Implications of science communication for NGOs in addressing COVID19 in Bangladesh: A qualitative reflection
Author: Habib Mohammad Ali, University of Liberal Arts Bangladesh, Bangladesh
Co-author: Bishaka Tanchangya, University of Liberal Arts Bangladesh, Bangladesh
Format: Online conference, 5 April – Watch session recording
In this session presenters will explore connections between science communication, politics and social themes.

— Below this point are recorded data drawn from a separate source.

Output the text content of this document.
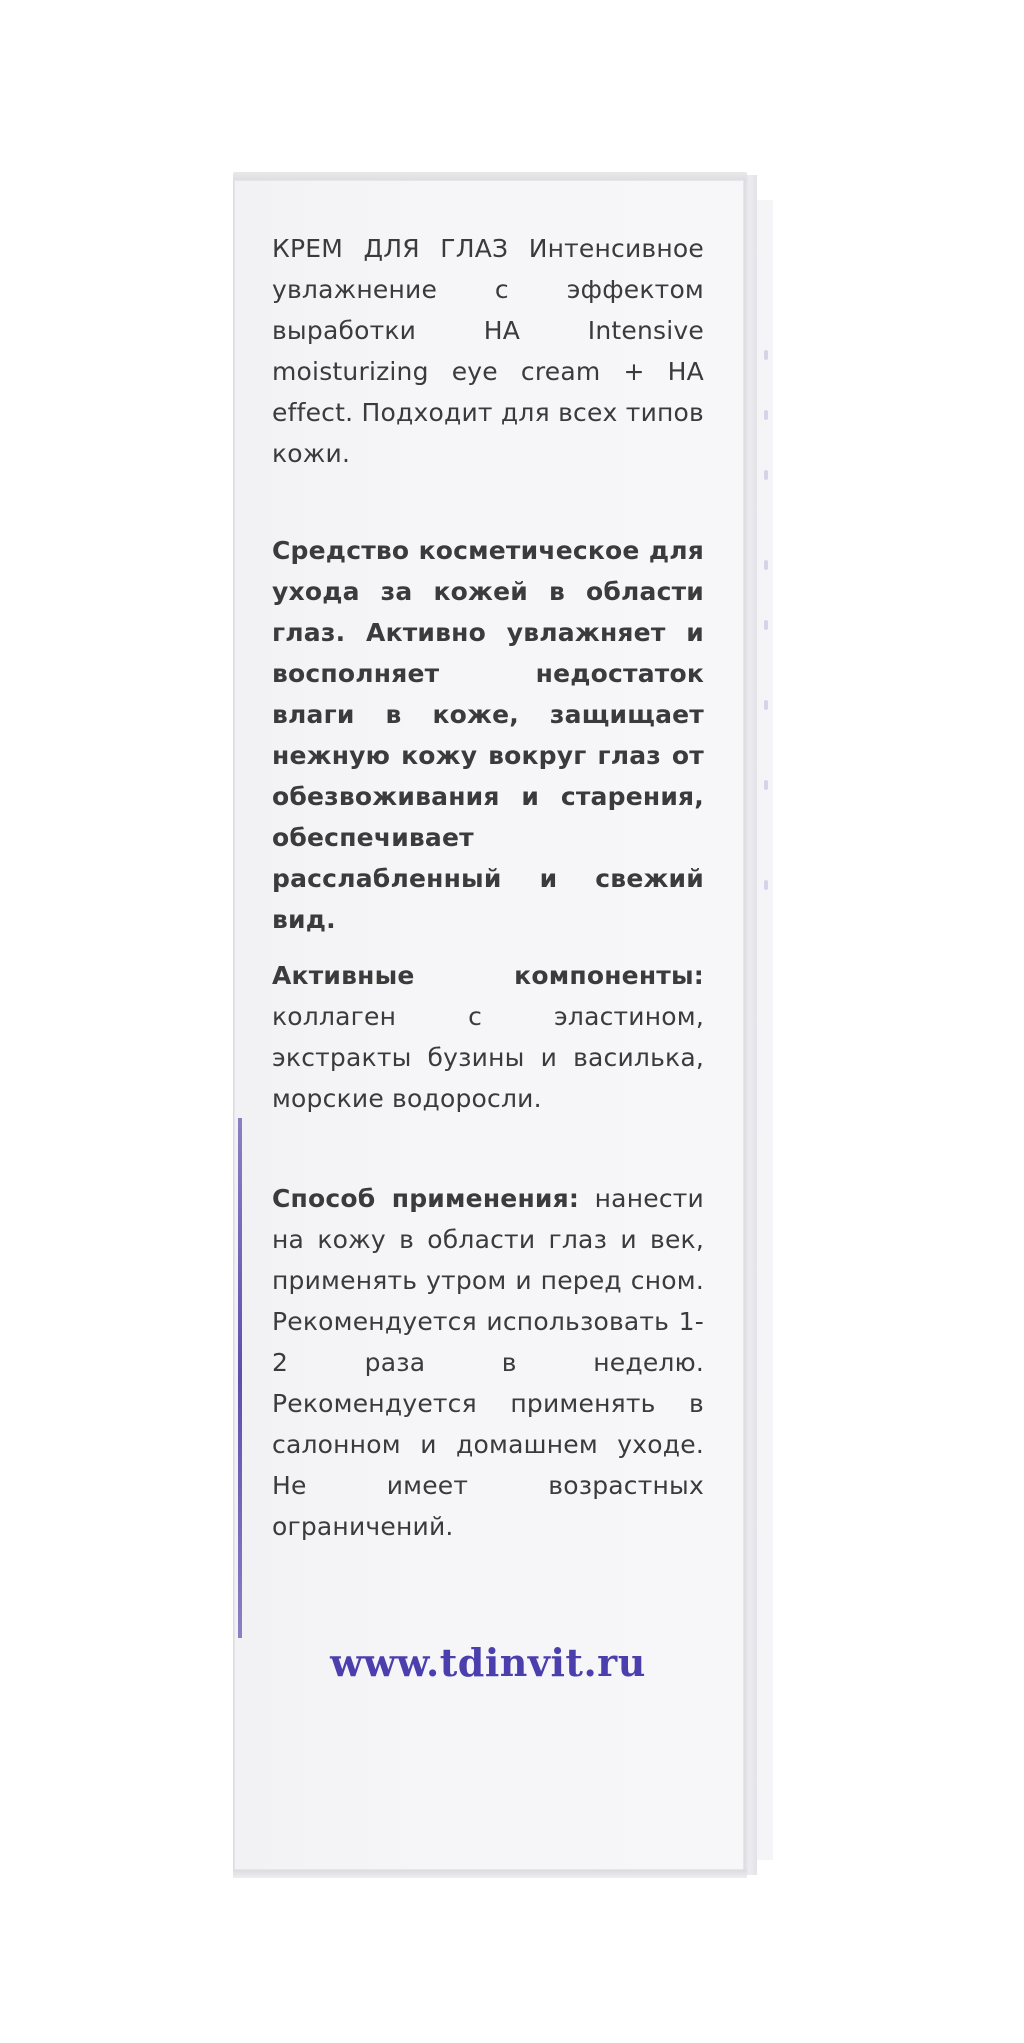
КРЕМ ДЛЯ ГЛАЗ Интенсивное увлажнение с эффектом выработки НА Intensive moisturizing eye cream + HA effect. Подходит для всех типов кожи.
Средство косметическое для ухода за кожей в области глаз. Активно увлажняет и восполняет недостаток влаги в коже, защищает нежную кожу вокруг глаз от обезвоживания и старения, обеспечивает расслабленный и свежий вид.
Активные компоненты: коллаген с эластином, экстракты бузины и василька, морские водоросли.
Способ применения: нанести на кожу в области глаз и век, применять утром и перед сном. Рекомендуется использовать 1-2 раза в неделю. Рекомендуется применять в салонном и домашнем уходе. Не имеет возрастных ограничений.
www.tdinvit.ru
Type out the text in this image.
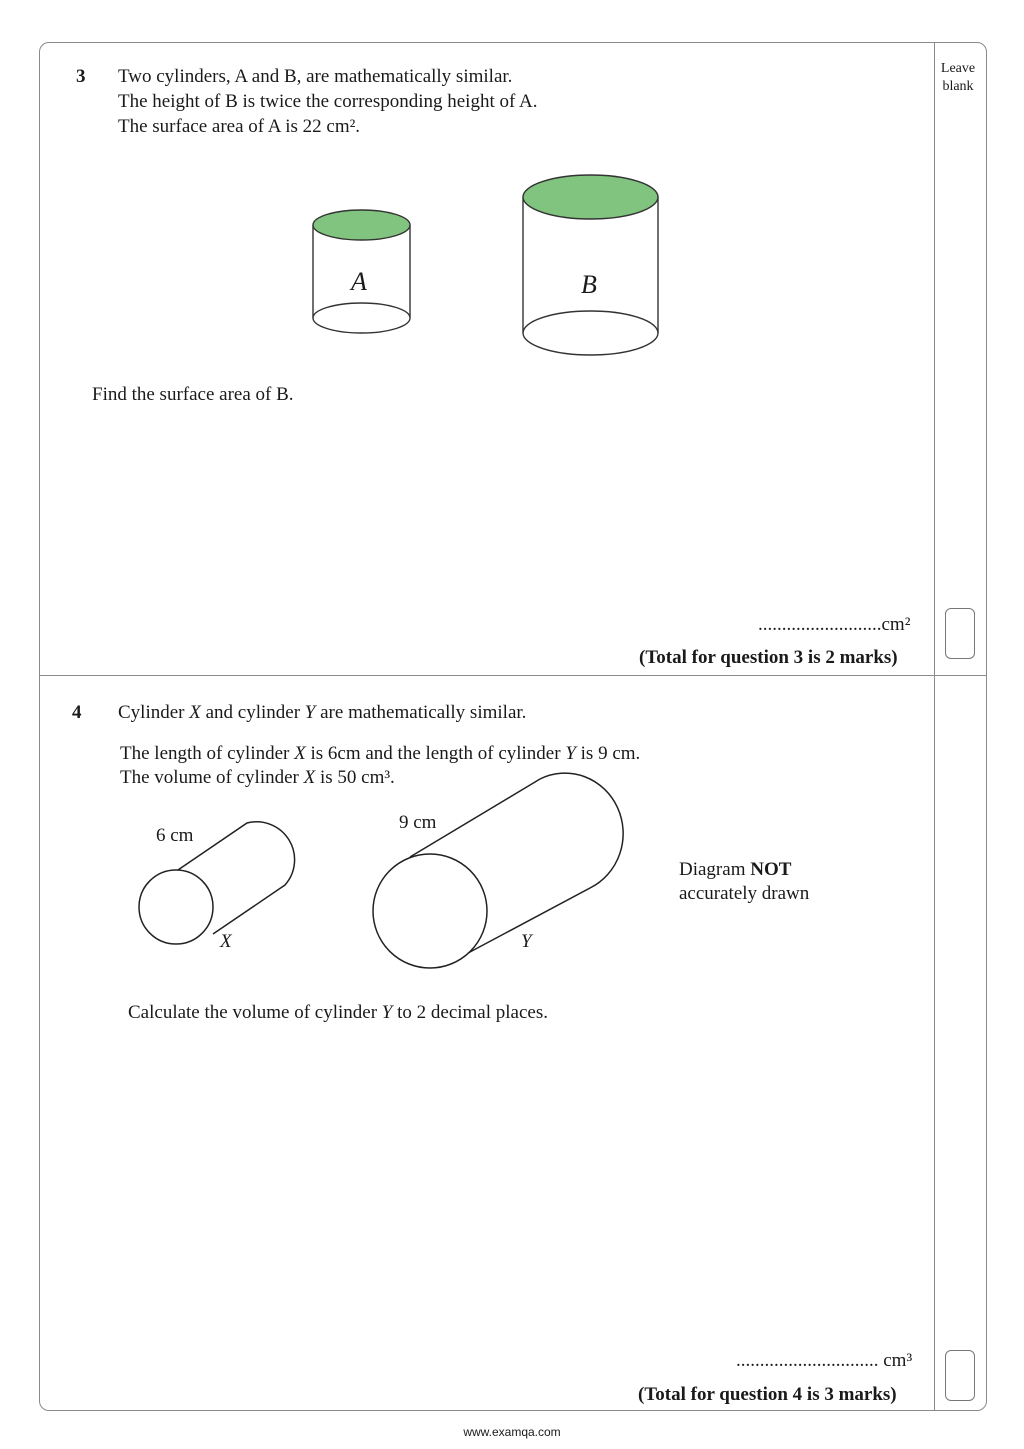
Leave
blank
3 Two cylinders, A and B, are mathematically similar.
The height of B is twice the corresponding height of A.
The surface area of A is 22 cm².
A	B
Find the surface area of B.
..........................cm²
(Total for question 3 is 2 marks)
4 Cylinder X and cylinder Y are mathematically similar.
The length of cylinder X is 6cm and the length of cylinder Y is 9 cm.
The volume of cylinder X is 50 cm³.
6 cm
9 cm
X	Y
Diagram NOT
accurately drawn
Calculate the volume of cylinder Y to 2 decimal places.
.............................. cm³
(Total for question 4 is 3 marks)
www.examqa.com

Bangladesh, a country of South Asia, is affected by climate change, refugee migration, and health crises. Along with the government, NGOs have been providing services to those affected by these crises across the country. NGO professionals communicate science-based information to raise awareness of different health hazards caused by floods, droughts, salinity in water due to sea rise, tornados, and COVID-19 among the vulnerable groups. It seems that science communication plays a supportive role through these NGO professionals in the social development of Bangladesh. Therefore, NGOs can be perceived as active social agents and stakeholders that apply, promote and organize science communication to address the needs of different disadvantaged communities. It has been observed that NGOs, under the terms of risk and health communication, have played a key role in raising awareness of COVID-19 to counter misinformation by disseminating science-based information among target groups and stakeholders.
This proposal, based on an ongoing qualitative study, will discuss the implications of science communication for NGOs in Bangladesh with a focus on COVID-19 prevention scenario. It follows an exploratory case study approach to investigate the issue by focusing on Rupantor (Transformation), an NGO located in the coastal zone of Bangladesh. It will also shed light on how this NGO relies on science-based stakeholders and sources for developing preventive messages of COVID-19 pandemic in its health and social interventions. The proposal, with a critical reflection, will identify themes, messages, channels and other aspects of the risk communication campaign process to address COVID-19 by that NGO. The data collected and analyzed through utilizing semi-structured interview and discourse analysis methods found that the NGO used Facebook, YouTube and their website as their prime channels to promote the information about COVID-19 prevention and engage the audiences of the rural areas. Themes of its campaign messages include applying health and hygiene measures, preventing misinformation, stopping discrimination against the repatriated workers, stopping child marriage during this crisis, responding to cyclones with COVID-19 crisis, and eating healthy diets. To collect and organize science-based information for developing campaign messages, the NGO professionals relied on the regular announcements of the World Health Organizations, Institute of Epidemiology, Disease Control and Research Bangladesh, Ministry of Health and Family Welfare Bangladesh and other related trustworthy sources.
The study tried to advance the theory of participatory science communication by exploring the NGO’s discursive role to communicate the COVID-19 prevention messages and its spaces to engage local people and NGO members in developing YouTube materials and social media content on the risk and science communication issues. The findings of this study will be presented through Power Point presentation slides with different themes and photographs. It will also include one video of the campaign with English subtitles and the web-links of its online materials. The knowledge from this study will benefit NGO workers in other parts of the world to develop their interventions to address such crises while relevant scholars can find newer avenues for further studies on examining the role of NGOs in communicating risk and science related issues for public welfare. It will also contribute to scholarship and theory building in the understudied area of NGO-related participatory science communication.